Umar bin Khattab pernah diundang suatu kali masuk gereja. Dia memenuhi undangan tersebut dan meminta izin keluar pada saat waktu shalat tiba. Uskup Agung mempersilahkan Umar untuk shalat di dalam gereja, karena dia tahu bahwa Nabi Muhammad tidak melarang Muslim shalat di gereja. Umar bin Khattab menolak tawaran itu. Alasannya, dia tidak mau apa yang dilakukannya itu nanti diikuti oleh umat Islam. Kalau dia shalat di gereja, khawatirnya umat Islam yang beranggap gereja boleh dijadikan tempat shalat, dan mereka mengubah gereja menjadi masjid.
Umar bin Khattab komitmen dalam memberi perlindungan terhadap pemeluk agama lain di wilayah Yerusalem. Dia memegang teguh janji untuk melindungi rumah ibadah, memberi kekebasan penduduk untuk menjalankan ibadah, dan menjaga harta mereka. Sejarawan Palestina abad pertengahan, Mujiruddin al’Ulaymi (w. 927 H), dalam al-Uns al-Jalil bi Tarikh al-Quds wa al-Khalil mengutip beberapa kisah yang menggambarkan komitmen Umar bin Khattab terhadap perjanjian yang sudah disepakatinya dengan penduduk Yerusalem.
Pada suatu kesempatan, ada non-Muslim yang mengadu kepada Umar bin Khattab karena buah anggurnya diambil oleh umat Islam. “Kebun anggurku pada masa kekuasaan Romawi tidak pernah diganggu dan diambil buahnya. Sementara sekarang, aku berada dalam perjanjian dengan penguasa Muslim, tapi buah anggurku malah diambil,” Keluh pemilik kebun Anggur.
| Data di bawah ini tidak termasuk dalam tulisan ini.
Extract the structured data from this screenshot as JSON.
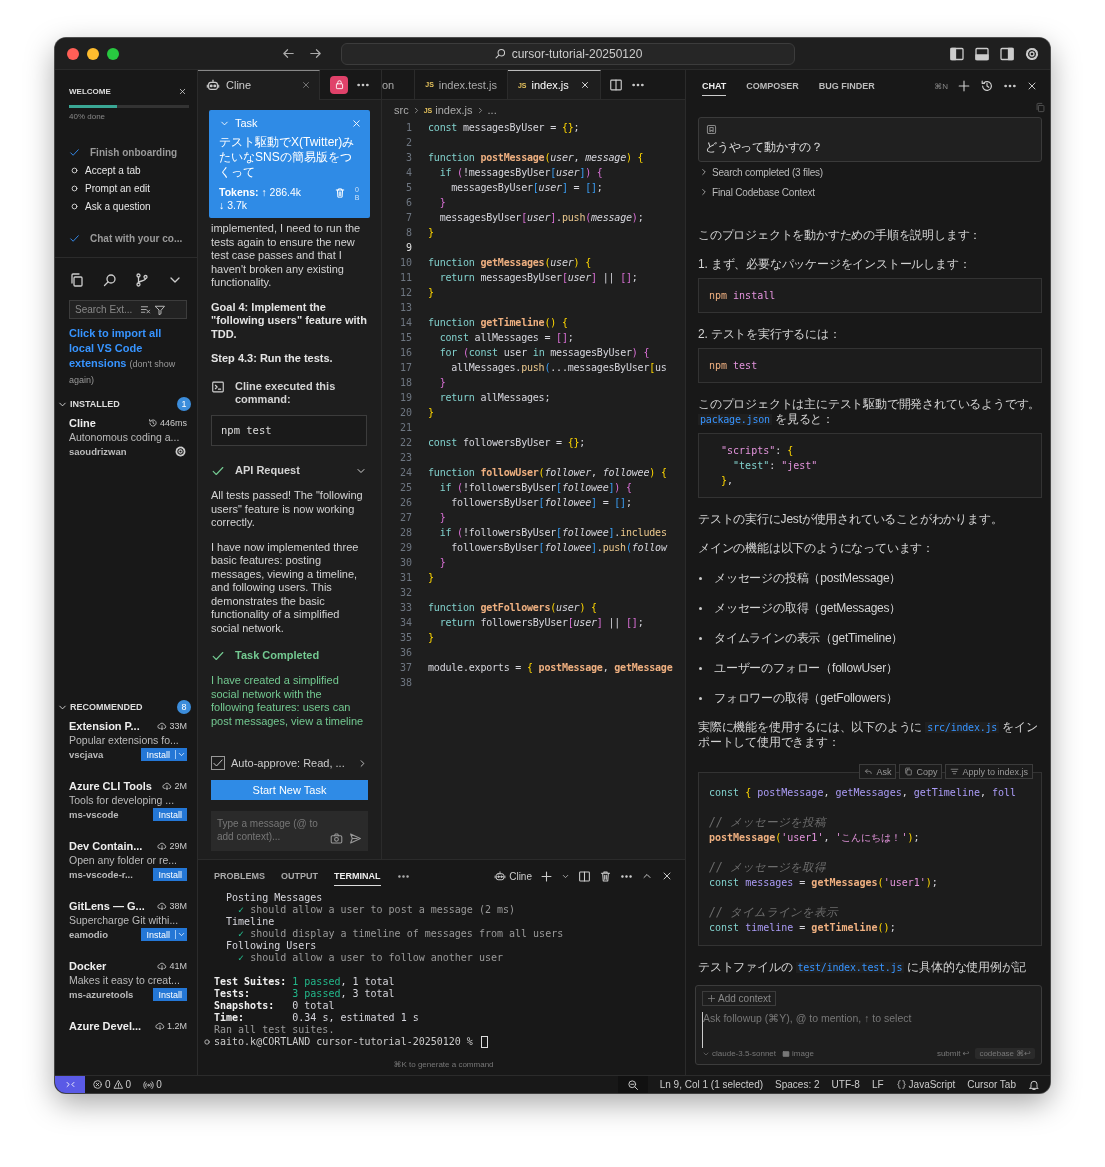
{
  "window": {
    "title": "cursor-tutorial-20250120"
  },
  "welcome": {
    "title": "WELCOME",
    "level": 0.4,
    "progress": "40% done",
    "steps": [
      {
        "label": "Finish onboarding",
        "done": true
      },
      {
        "label": "Accept a tab",
        "done": false
      },
      {
        "label": "Prompt an edit",
        "done": false
      },
      {
        "label": "Ask a question",
        "done": false
      },
      {
        "label": "Chat with your co...",
        "done": true
      }
    ]
  },
  "extensions": {
    "search": {
      "placeholder": "Search Ext..."
    },
    "import_link": "Click to import all local VS Code extensions",
    "import_note": "(don't show again)",
    "sections": [
      {
        "title": "INSTALLED",
        "count": "1",
        "expanded": true,
        "items": [
          {
            "kind": "installed",
            "name": "Cline",
            "stat": "446ms",
            "description": "Autonomous coding a...",
            "publisher": "saoudrizwan"
          }
        ]
      },
      {
        "title": "RECOMMENDED",
        "count": "8",
        "expanded": true,
        "items": [
          {
            "kind": "recommended",
            "name": "Extension P...",
            "stat": "33M",
            "description": "Popular extensions fo...",
            "publisher": "vscjava",
            "button": "Install",
            "split": true
          },
          {
            "kind": "recommended",
            "name": "Azure CLI Tools",
            "stat": "2M",
            "description": "Tools for developing ...",
            "publisher": "ms-vscode",
            "button": "Install",
            "split": false
          },
          {
            "kind": "recommended",
            "name": "Dev Contain...",
            "stat": "29M",
            "description": "Open any folder or re...",
            "publisher": "ms-vscode-r...",
            "button": "Install",
            "split": false
          },
          {
            "kind": "recommended",
            "name": "GitLens — G...",
            "stat": "38M",
            "description": "Supercharge Git withi...",
            "publisher": "eamodio",
            "button": "Install",
            "split": true
          },
          {
            "kind": "recommended",
            "name": "Docker",
            "stat": "41M",
            "description": "Makes it easy to creat...",
            "publisher": "ms-azuretools",
            "button": "Install",
            "split": false
          },
          {
            "kind": "recommended",
            "name": "Azure Devel...",
            "stat": "1.2M"
          }
        ]
      }
    ]
  },
  "cline": {
    "tab": "Cline",
    "task": {
      "title": "Task",
      "text": "テスト駆動でX(Twitter)みたいなSNSの簡易版をつくって",
      "tokens_label": "Tokens:",
      "tokens_in": "↑ 286.4k",
      "tokens_out": "↓ 3.7k",
      "size": "0 B"
    },
    "messages": [
      {
        "kind": "text",
        "text": "implemented, I need to run the tests again to ensure the new test case passes and that I haven't broken any existing functionality."
      },
      {
        "kind": "heading",
        "text": "Goal 4: Implement the \"following users\" feature with TDD."
      },
      {
        "kind": "heading",
        "text": "Step 4.3: Run the tests."
      },
      {
        "kind": "command",
        "title": "Cline executed this command:",
        "code": "npm test"
      },
      {
        "kind": "api",
        "title": "API Request",
        "expanded": false
      },
      {
        "kind": "text",
        "text": "All tests passed! The \"following users\" feature is now working correctly."
      },
      {
        "kind": "text",
        "text": "I have now implemented three basic features: posting messages, viewing a timeline, and following users. This demonstrates the basic functionality of a simplified social network."
      },
      {
        "kind": "completed",
        "title": "Task Completed"
      },
      {
        "kind": "result",
        "text": "I have created a simplified social network with the following features: users can post messages, view a timeline"
      }
    ],
    "auto_approve": {
      "label": "Auto-approve: Read, ...",
      "checked": true
    },
    "new_task": "Start New Task",
    "input": {
      "placeholder": "Type a message (@ to add context)..."
    }
  },
  "editor": {
    "tabs": [
      {
        "label": "on",
        "selected": false
      },
      {
        "label": "index.test.js",
        "file_icon": "JS",
        "selected": false
      },
      {
        "label": "index.js",
        "file_icon": "JS",
        "selected": true
      }
    ],
    "breadcrumb": [
      {
        "label": "src"
      },
      {
        "label": "index.js",
        "file_icon": "JS"
      },
      {
        "label": "..."
      }
    ],
    "lines": [
      {
        "number": "1",
        "active": false,
        "tokens": [
          {
            "kind": "k",
            "text": "const"
          },
          {
            "kind": "t",
            "text": " messagesByUser = "
          },
          {
            "kind": "y",
            "text": "{}"
          },
          {
            "kind": "t",
            "text": ";"
          }
        ]
      },
      {
        "number": "2",
        "active": false
      },
      {
        "number": "3",
        "active": false,
        "tokens": [
          {
            "kind": "k",
            "text": "function"
          },
          {
            "kind": "f",
            "text": " postMessage"
          },
          {
            "kind": "y",
            "text": "("
          },
          {
            "kind": "p",
            "text": "user"
          },
          {
            "kind": "t",
            "text": ", "
          },
          {
            "kind": "p",
            "text": "message"
          },
          {
            "kind": "y",
            "text": ")"
          },
          {
            "kind": "y",
            "text": " {"
          }
        ]
      },
      {
        "number": "4",
        "active": false,
        "tokens": [
          {
            "kind": "k",
            "text": "  if"
          },
          {
            "kind": "m",
            "text": " ("
          },
          {
            "kind": "t",
            "text": "!messagesByUser"
          },
          {
            "kind": "b",
            "text": "["
          },
          {
            "kind": "p",
            "text": "user"
          },
          {
            "kind": "b",
            "text": "]"
          },
          {
            "kind": "m",
            "text": ")"
          },
          {
            "kind": "m",
            "text": " {"
          }
        ]
      },
      {
        "number": "5",
        "active": false,
        "tokens": [
          {
            "kind": "t",
            "text": "    messagesByUser"
          },
          {
            "kind": "b",
            "text": "["
          },
          {
            "kind": "p",
            "text": "user"
          },
          {
            "kind": "b",
            "text": "]"
          },
          {
            "kind": "t",
            "text": " = "
          },
          {
            "kind": "b",
            "text": "[]"
          },
          {
            "kind": "t",
            "text": ";"
          }
        ]
      },
      {
        "number": "6",
        "active": false,
        "tokens": [
          {
            "kind": "m",
            "text": "  }"
          }
        ]
      },
      {
        "number": "7",
        "active": false,
        "tokens": [
          {
            "kind": "t",
            "text": "  messagesByUser"
          },
          {
            "kind": "m",
            "text": "["
          },
          {
            "kind": "p",
            "text": "user"
          },
          {
            "kind": "m",
            "text": "]"
          },
          {
            "kind": "t",
            "text": "."
          },
          {
            "kind": "x",
            "text": "push"
          },
          {
            "kind": "m",
            "text": "("
          },
          {
            "kind": "p",
            "text": "message"
          },
          {
            "kind": "m",
            "text": ")"
          },
          {
            "kind": "t",
            "text": ";"
          }
        ]
      },
      {
        "number": "8",
        "active": false,
        "tokens": [
          {
            "kind": "y",
            "text": "}"
          }
        ]
      },
      {
        "number": "9",
        "active": true
      },
      {
        "number": "10",
        "active": false,
        "tokens": [
          {
            "kind": "k",
            "text": "function"
          },
          {
            "kind": "f",
            "text": " getMessages"
          },
          {
            "kind": "y",
            "text": "("
          },
          {
            "kind": "p",
            "text": "user"
          },
          {
            "kind": "y",
            "text": ")"
          },
          {
            "kind": "y",
            "text": " {"
          }
        ]
      },
      {
        "number": "11",
        "active": false,
        "tokens": [
          {
            "kind": "k",
            "text": "  return"
          },
          {
            "kind": "t",
            "text": " messagesByUser"
          },
          {
            "kind": "m",
            "text": "["
          },
          {
            "kind": "p",
            "text": "user"
          },
          {
            "kind": "m",
            "text": "]"
          },
          {
            "kind": "t",
            "text": " || "
          },
          {
            "kind": "m",
            "text": "[]"
          },
          {
            "kind": "t",
            "text": ";"
          }
        ]
      },
      {
        "number": "12",
        "active": false,
        "tokens": [
          {
            "kind": "y",
            "text": "}"
          }
        ]
      },
      {
        "number": "13",
        "active": false
      },
      {
        "number": "14",
        "active": false,
        "tokens": [
          {
            "kind": "k",
            "text": "function"
          },
          {
            "kind": "f",
            "text": " getTimeline"
          },
          {
            "kind": "y",
            "text": "()"
          },
          {
            "kind": "y",
            "text": " {"
          }
        ]
      },
      {
        "number": "15",
        "active": false,
        "tokens": [
          {
            "kind": "k",
            "text": "  const"
          },
          {
            "kind": "t",
            "text": " allMessages = "
          },
          {
            "kind": "m",
            "text": "[]"
          },
          {
            "kind": "t",
            "text": ";"
          }
        ]
      },
      {
        "number": "16",
        "active": false,
        "tokens": [
          {
            "kind": "k",
            "text": "  for"
          },
          {
            "kind": "m",
            "text": " ("
          },
          {
            "kind": "k",
            "text": "const"
          },
          {
            "kind": "t",
            "text": " user "
          },
          {
            "kind": "k",
            "text": "in"
          },
          {
            "kind": "t",
            "text": " messagesByUser"
          },
          {
            "kind": "m",
            "text": ")"
          },
          {
            "kind": "m",
            "text": " {"
          }
        ]
      },
      {
        "number": "17",
        "active": false,
        "tokens": [
          {
            "kind": "t",
            "text": "    allMessages."
          },
          {
            "kind": "x",
            "text": "push"
          },
          {
            "kind": "b",
            "text": "("
          },
          {
            "kind": "t",
            "text": "...messagesByUser"
          },
          {
            "kind": "y",
            "text": "["
          },
          {
            "kind": "t",
            "text": "us"
          }
        ]
      },
      {
        "number": "18",
        "active": false,
        "tokens": [
          {
            "kind": "m",
            "text": "  }"
          }
        ]
      },
      {
        "number": "19",
        "active": false,
        "tokens": [
          {
            "kind": "k",
            "text": "  return"
          },
          {
            "kind": "t",
            "text": " allMessages;"
          }
        ]
      },
      {
        "number": "20",
        "active": false,
        "tokens": [
          {
            "kind": "y",
            "text": "}"
          }
        ]
      },
      {
        "number": "21",
        "active": false
      },
      {
        "number": "22",
        "active": false,
        "tokens": [
          {
            "kind": "k",
            "text": "const"
          },
          {
            "kind": "t",
            "text": " followersByUser = "
          },
          {
            "kind": "y",
            "text": "{}"
          },
          {
            "kind": "t",
            "text": ";"
          }
        ]
      },
      {
        "number": "23",
        "active": false
      },
      {
        "number": "24",
        "active": false,
        "tokens": [
          {
            "kind": "k",
            "text": "function"
          },
          {
            "kind": "f",
            "text": " followUser"
          },
          {
            "kind": "y",
            "text": "("
          },
          {
            "kind": "p",
            "text": "follower"
          },
          {
            "kind": "t",
            "text": ", "
          },
          {
            "kind": "p",
            "text": "followee"
          },
          {
            "kind": "y",
            "text": ")"
          },
          {
            "kind": "y",
            "text": " {"
          }
        ]
      },
      {
        "number": "25",
        "active": false,
        "tokens": [
          {
            "kind": "k",
            "text": "  if"
          },
          {
            "kind": "m",
            "text": " ("
          },
          {
            "kind": "t",
            "text": "!followersByUser"
          },
          {
            "kind": "b",
            "text": "["
          },
          {
            "kind": "p",
            "text": "followee"
          },
          {
            "kind": "b",
            "text": "]"
          },
          {
            "kind": "m",
            "text": ")"
          },
          {
            "kind": "m",
            "text": " {"
          }
        ]
      },
      {
        "number": "26",
        "active": false,
        "tokens": [
          {
            "kind": "t",
            "text": "    followersByUser"
          },
          {
            "kind": "b",
            "text": "["
          },
          {
            "kind": "p",
            "text": "followee"
          },
          {
            "kind": "b",
            "text": "]"
          },
          {
            "kind": "t",
            "text": " = "
          },
          {
            "kind": "b",
            "text": "[]"
          },
          {
            "kind": "t",
            "text": ";"
          }
        ]
      },
      {
        "number": "27",
        "active": false,
        "tokens": [
          {
            "kind": "m",
            "text": "  }"
          }
        ]
      },
      {
        "number": "28",
        "active": false,
        "tokens": [
          {
            "kind": "k",
            "text": "  if"
          },
          {
            "kind": "m",
            "text": " ("
          },
          {
            "kind": "t",
            "text": "!followersByUser"
          },
          {
            "kind": "b",
            "text": "["
          },
          {
            "kind": "p",
            "text": "followee"
          },
          {
            "kind": "b",
            "text": "]"
          },
          {
            "kind": "t",
            "text": "."
          },
          {
            "kind": "x",
            "text": "includes"
          }
        ]
      },
      {
        "number": "29",
        "active": false,
        "tokens": [
          {
            "kind": "t",
            "text": "    followersByUser"
          },
          {
            "kind": "b",
            "text": "["
          },
          {
            "kind": "p",
            "text": "followee"
          },
          {
            "kind": "b",
            "text": "]"
          },
          {
            "kind": "t",
            "text": "."
          },
          {
            "kind": "x",
            "text": "push"
          },
          {
            "kind": "b",
            "text": "("
          },
          {
            "kind": "p",
            "text": "follow"
          }
        ]
      },
      {
        "number": "30",
        "active": false,
        "tokens": [
          {
            "kind": "m",
            "text": "  }"
          }
        ]
      },
      {
        "number": "31",
        "active": false,
        "tokens": [
          {
            "kind": "y",
            "text": "}"
          }
        ]
      },
      {
        "number": "32",
        "active": false
      },
      {
        "number": "33",
        "active": false,
        "tokens": [
          {
            "kind": "k",
            "text": "function"
          },
          {
            "kind": "f",
            "text": " getFollowers"
          },
          {
            "kind": "y",
            "text": "("
          },
          {
            "kind": "p",
            "text": "user"
          },
          {
            "kind": "y",
            "text": ")"
          },
          {
            "kind": "y",
            "text": " {"
          }
        ]
      },
      {
        "number": "34",
        "active": false,
        "tokens": [
          {
            "kind": "k",
            "text": "  return"
          },
          {
            "kind": "t",
            "text": " followersByUser"
          },
          {
            "kind": "m",
            "text": "["
          },
          {
            "kind": "p",
            "text": "user"
          },
          {
            "kind": "m",
            "text": "]"
          },
          {
            "kind": "t",
            "text": " || "
          },
          {
            "kind": "m",
            "text": "[]"
          },
          {
            "kind": "t",
            "text": ";"
          }
        ]
      },
      {
        "number": "35",
        "active": false,
        "tokens": [
          {
            "kind": "y",
            "text": "}"
          }
        ]
      },
      {
        "number": "36",
        "active": false
      },
      {
        "number": "37",
        "active": false,
        "tokens": [
          {
            "kind": "t",
            "text": "module.exports = "
          },
          {
            "kind": "y",
            "text": "{"
          },
          {
            "kind": "f",
            "text": " postMessage"
          },
          {
            "kind": "t",
            "text": ", "
          },
          {
            "kind": "f",
            "text": "getMessage"
          }
        ]
      },
      {
        "number": "38",
        "active": false
      }
    ]
  },
  "chat": {
    "tabs": [
      {
        "label": "CHAT",
        "selected": true
      },
      {
        "label": "COMPOSER",
        "selected": false
      },
      {
        "label": "BUG FINDER",
        "selected": false
      }
    ],
    "shortcut": "⌘N",
    "question": "どうやって動かすの？",
    "steps": [
      {
        "label": "Search completed (3 files)",
        "expanded": false
      },
      {
        "label": "Final Codebase Context",
        "expanded": false
      }
    ],
    "blocks": [
      {
        "kind": "paragraph",
        "parts": [
          {
            "kind": "text",
            "text": "このプロジェクトを動かすための手順を説明します："
          }
        ]
      },
      {
        "kind": "paragraph",
        "parts": [
          {
            "kind": "text",
            "text": "1. まず、必要なパッケージをインストールします："
          }
        ]
      },
      {
        "kind": "code",
        "groups": [
          [
            [
              {
                "kind": "o",
                "text": "npm"
              },
              {
                "kind": "s",
                "text": " install"
              }
            ]
          ]
        ]
      },
      {
        "kind": "paragraph",
        "parts": [
          {
            "kind": "text",
            "text": "2. テストを実行するには："
          }
        ]
      },
      {
        "kind": "code",
        "groups": [
          [
            [
              {
                "kind": "o",
                "text": "npm"
              },
              {
                "kind": "s",
                "text": " test"
              }
            ]
          ]
        ]
      },
      {
        "kind": "paragraph",
        "parts": [
          {
            "kind": "text",
            "text": "このプロジェクトは主にテスト駆動で開発されているようです。"
          },
          {
            "kind": "code",
            "text": "package.json"
          },
          {
            "kind": "text",
            "text": " を見ると："
          }
        ]
      },
      {
        "kind": "code",
        "groups": [
          [
            [
              {
                "kind": "s",
                "text": "  \"scripts\""
              },
              {
                "kind": "t",
                "text": ": "
              },
              {
                "kind": "y",
                "text": "{"
              }
            ],
            [
              {
                "kind": "k",
                "text": "    \"test\""
              },
              {
                "kind": "t",
                "text": ": "
              },
              {
                "kind": "s",
                "text": "\"jest\""
              }
            ],
            [
              {
                "kind": "y",
                "text": "  }"
              },
              {
                "kind": "t",
                "text": ","
              }
            ]
          ]
        ]
      },
      {
        "kind": "paragraph",
        "parts": [
          {
            "kind": "text",
            "text": "テストの実行にJestが使用されていることがわかります。"
          }
        ]
      },
      {
        "kind": "paragraph",
        "parts": [
          {
            "kind": "text",
            "text": "メインの機能は以下のようになっています："
          }
        ]
      },
      {
        "kind": "bullet",
        "text": "メッセージの投稿（postMessage）"
      },
      {
        "kind": "bullet",
        "text": "メッセージの取得（getMessages）"
      },
      {
        "kind": "bullet",
        "text": "タイムラインの表示（getTimeline）"
      },
      {
        "kind": "bullet",
        "text": "ユーザーのフォロー（followUser）"
      },
      {
        "kind": "bullet",
        "text": "フォロワーの取得（getFollowers）"
      },
      {
        "kind": "paragraph",
        "parts": [
          {
            "kind": "text",
            "text": "実際に機能を使用するには、以下のように "
          },
          {
            "kind": "code",
            "text": "src/index.js"
          },
          {
            "kind": "text",
            "text": " をインポートして使用できます："
          }
        ]
      },
      {
        "kind": "code",
        "actions": [
          {
            "kind": "ask",
            "label": "Ask"
          },
          {
            "kind": "copy",
            "label": "Copy"
          },
          {
            "kind": "apply",
            "label": "Apply to index.js"
          }
        ],
        "groups": [
          [
            [
              {
                "kind": "k",
                "text": "const"
              },
              {
                "kind": "y",
                "text": " {"
              },
              {
                "kind": "v",
                "text": " postMessage"
              },
              {
                "kind": "t",
                "text": ", "
              },
              {
                "kind": "v",
                "text": "getMessages"
              },
              {
                "kind": "t",
                "text": ", "
              },
              {
                "kind": "v",
                "text": "getTimeline"
              },
              {
                "kind": "t",
                "text": ", "
              },
              {
                "kind": "v",
                "text": "foll"
              }
            ]
          ],
          [
            [
              {
                "kind": "c",
                "text": "// メッセージを投稿"
              }
            ],
            [
              {
                "kind": "f",
                "text": "postMessage"
              },
              {
                "kind": "y",
                "text": "("
              },
              {
                "kind": "s",
                "text": "'user1'"
              },
              {
                "kind": "t",
                "text": ", "
              },
              {
                "kind": "s",
                "text": "'こんにちは！'"
              },
              {
                "kind": "y",
                "text": ")"
              },
              {
                "kind": "t",
                "text": ";"
              }
            ]
          ],
          [
            [
              {
                "kind": "c",
                "text": "// メッセージを取得"
              }
            ],
            [
              {
                "kind": "k",
                "text": "const"
              },
              {
                "kind": "v",
                "text": " messages"
              },
              {
                "kind": "t",
                "text": " = "
              },
              {
                "kind": "f",
                "text": "getMessages"
              },
              {
                "kind": "y",
                "text": "("
              },
              {
                "kind": "s",
                "text": "'user1'"
              },
              {
                "kind": "y",
                "text": ")"
              },
              {
                "kind": "t",
                "text": ";"
              }
            ]
          ],
          [
            [
              {
                "kind": "c",
                "text": "// タイムラインを表示"
              }
            ],
            [
              {
                "kind": "k",
                "text": "const"
              },
              {
                "kind": "v",
                "text": " timeline"
              },
              {
                "kind": "t",
                "text": " = "
              },
              {
                "kind": "f",
                "text": "getTimeline"
              },
              {
                "kind": "y",
                "text": "()"
              },
              {
                "kind": "t",
                "text": ";"
              }
            ]
          ]
        ]
      },
      {
        "kind": "paragraph",
        "parts": [
          {
            "kind": "text",
            "text": "テストファイルの "
          },
          {
            "kind": "code",
            "text": "test/index.test.js"
          },
          {
            "kind": "text",
            "text": " に具体的な使用例が記"
          }
        ]
      }
    ],
    "input": {
      "add_context": "Add context",
      "placeholder": "Ask followup (⌘Y), @ to mention, ↑ to select",
      "model": "claude-3.5-sonnet",
      "image": "image",
      "submit": "submit ↩",
      "codebase": "codebase ⌘↩"
    }
  },
  "terminal": {
    "tabs": [
      {
        "label": "PROBLEMS",
        "selected": false
      },
      {
        "label": "OUTPUT",
        "selected": false
      },
      {
        "label": "TERMINAL",
        "selected": true
      }
    ],
    "shell": "Cline",
    "groups": [
      [
        [
          {
            "kind": "t",
            "text": "  Posting Messages"
          }
        ],
        [
          {
            "kind": "g",
            "text": "    ✓"
          },
          {
            "kind": "d",
            "text": " should allow a user to post a message (2 ms)"
          }
        ],
        [
          {
            "kind": "t",
            "text": "  Timeline"
          }
        ],
        [
          {
            "kind": "g",
            "text": "    ✓"
          },
          {
            "kind": "d",
            "text": " should display a timeline of messages from all users"
          }
        ],
        [
          {
            "kind": "t",
            "text": "  Following Users"
          }
        ],
        [
          {
            "kind": "g",
            "text": "    ✓"
          },
          {
            "kind": "d",
            "text": " should allow a user to follow another user"
          }
        ]
      ],
      [
        [
          {
            "kind": "w",
            "text": "Test Suites: "
          },
          {
            "kind": "g",
            "text": "1 passed"
          },
          {
            "kind": "t",
            "text": ", 1 total"
          }
        ],
        [
          {
            "kind": "w",
            "text": "Tests:       "
          },
          {
            "kind": "g",
            "text": "3 passed"
          },
          {
            "kind": "t",
            "text": ", 3 total"
          }
        ],
        [
          {
            "kind": "w",
            "text": "Snapshots:   "
          },
          {
            "kind": "t",
            "text": "0 total"
          }
        ],
        [
          {
            "kind": "w",
            "text": "Time:        "
          },
          {
            "kind": "t",
            "text": "0.34 s, estimated 1 s"
          }
        ],
        [
          {
            "kind": "d",
            "text": "Ran all test suites."
          }
        ]
      ]
    ],
    "prompt": "saito.k@CORTLAND cursor-tutorial-20250120 %",
    "hint": "⌘K to generate a command"
  },
  "status": {
    "errors": "0",
    "warnings": "0",
    "ports": "0",
    "position": "Ln 9, Col 1 (1 selected)",
    "indent": "Spaces: 2",
    "encoding": "UTF-8",
    "eol": "LF",
    "language": "JavaScript",
    "tab_mode": "Cursor Tab"
  }
}
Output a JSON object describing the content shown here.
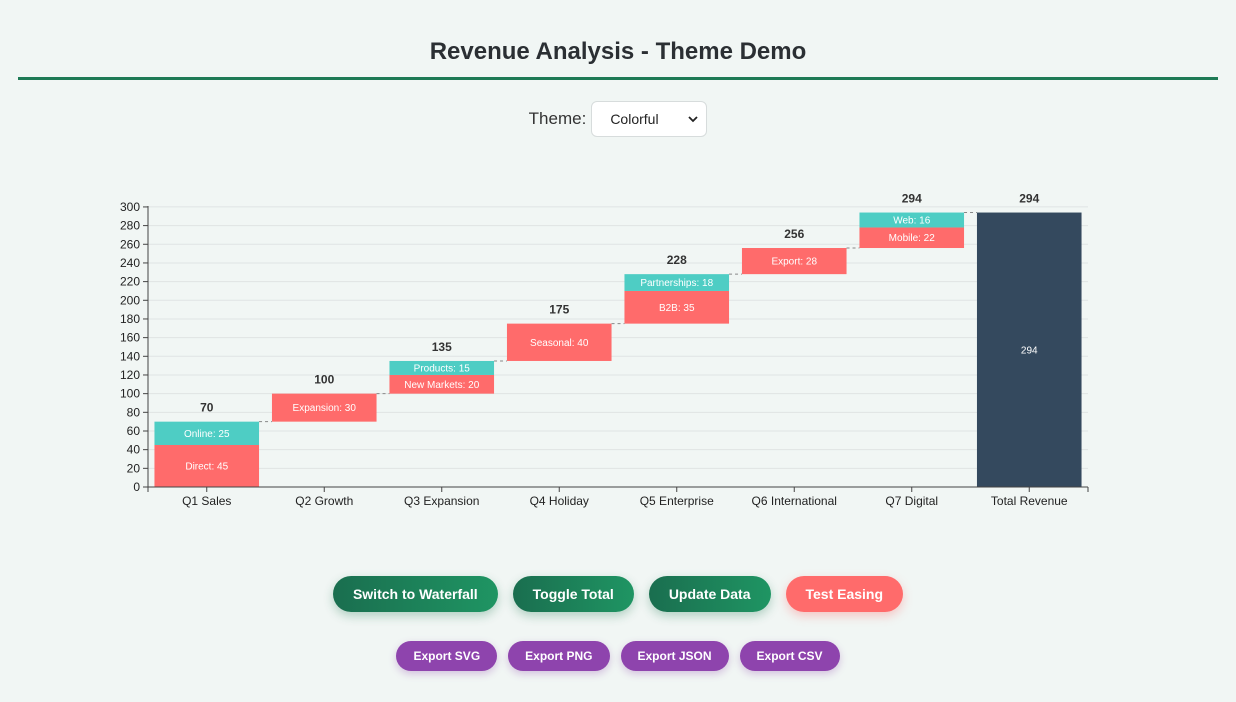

Tanpa pikir panjang, Umar bin Khattab langsung naik kuda, mengejar orang-orang yang mengambil anggur tersebut. Dikisahkan, Umar menggunakan pakaian seadanya, karena terburu-buru mengejar siapa yang mengambil buah anggur itu. Di pertengahan jalan, Umar bertemu dengan Abu Hurairah yang sedang memikul buah anggur. Beliau langsung menegur Abu Hurairah. “Wahai Amirul Mukminin, kami betul-betul kelaparan, sehingga kami mengambil makanan dari orang yang memerangi kami” Jawab Abu Hurairah. Mendengar jawaban Abu Hurairah, Umar langsung menemui pemilik kebun anggur, dan mengganti kerugian yang dideritanya.
Memberi perlindungan terhadap pemeluk agama lain merupakan ajaran dari Rasulullah SAW. Karenanya, yang melakukan hal itu, tidak hanya Umar bin Khattab, tetapi juga dilakukan oleh sehabat yang lain, khalifah sebelum dan setelahnya. Ahmad ‘Arafah dalam Al-Tasamuh al-Islami menyebut beberapa nama pemimpin, selain Umar bin Khattab, yang memberi perlindungan terhadap non-Muslim. Usamah bin Zaid diberi amanat oleh Khalifah Abu Bakar untuk tidak membunuh para pemuka agama dan memberi kebebasan kepada mereka untuk menjalankan ibadah. Khalid bin Walid berjanji kepada penduduk Hirah untuk tidak menghancurkan gereja mereka, dan tidak akan melarang mereka untuk membunyikan lonceng gereja dan mengeluarkan tanda salib ketika hari raya. Sa’ad bin Abi Waqqash menjauhkan pasukannya dari kampung non-Muslim, tidak menjadikan wilayah perkampungan mereka sebagai medan tempur, sehingga penduduk di kampung itu tetap aman, dan tidak terkena dampak perang.
Khalifah Umar bin Abdul Aziz menegaskan kepada bawahannya untuk tidak menghancurkan rumah ibadah pemeluk agama lain dan memberi keamanan kepada mereka. Amr bin Ash ketika menguasai Mersir juga memberi keamanan dan perlindungan terhadap gereja dan simbol peribadatan mereka. Amr bin Ash tidak pernah ikut campur urusan pemeluk agama lain dan memberi kebebesan pengelolaan gereja kepada mereka. Sampai akhir kekuasannya, Amr bin Ash tidak pernah merusak dan menghancurkan rumah ibadah pemeluk agama lain.